Inflation raises prices, lowering your purchasing power. Inflation also lowers the values of pensions, savings, and Treasury notes. Assets such as real estate and collectibles usually keep up with inflation. Variable interest rates on loans increase during inflation.

Why are retired people hurt by inflation? ›

In addition, inflation hurts those who are living off their savings and have limited market exposure that could otherwise provide higher yields. Retirees are much more likely to be dependent on their savings than a working person, who may receive cost of living increases to their salary or consistent raises.

Does inflation cause poverty? ›

A World Bank survey of 38 countries found that high inflation tends to lower the real minimum wage, while also increasing poverty3. If minimum wages increase less than the price of goods consumed by wage earners, a workers' real income will decline.
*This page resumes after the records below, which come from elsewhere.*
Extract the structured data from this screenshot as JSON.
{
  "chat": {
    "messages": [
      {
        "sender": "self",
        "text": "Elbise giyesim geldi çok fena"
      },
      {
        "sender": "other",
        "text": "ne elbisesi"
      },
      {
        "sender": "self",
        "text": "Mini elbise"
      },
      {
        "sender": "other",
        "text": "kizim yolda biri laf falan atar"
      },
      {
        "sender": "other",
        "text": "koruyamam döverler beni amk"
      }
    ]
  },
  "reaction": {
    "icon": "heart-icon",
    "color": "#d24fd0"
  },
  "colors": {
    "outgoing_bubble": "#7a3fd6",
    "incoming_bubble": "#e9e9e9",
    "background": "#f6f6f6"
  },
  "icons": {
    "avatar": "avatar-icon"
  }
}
Is inflation worse than unemployment? ›

The answer is actually pretty straightforward: Higher unemployment is worse than higher inflation if you go by the feelings of real people rather than the theories of economists.

Why is UK inflation so high? ›

Consumer prices, as measured by the Consumer Prices Index (CPI), were 10.1% higher in September 2022 than a year before. Increases in the costs of consumer goods, underpinned by strong demand from consumers and supply chain bottlenecks, have been one factor causing rising inflation.

Who is hurt the least by inflation? ›

Inflation is at a 40-year high, but it's impacting everyone differently. Inflation hurts poor people and those on fixed incomes the most. Inflation helps borrowers and investors in stocks, real estate, and commodities.

Why is UK inflation higher than Europe? ›

Education and communication price inflation also contribute, reflecting rises in UK tuition fees and higher telephone service price increases. Higher utility price rises reflect an element of catch up. Eurostat estimates that energy price levels remain lower in the UK than the euro area average.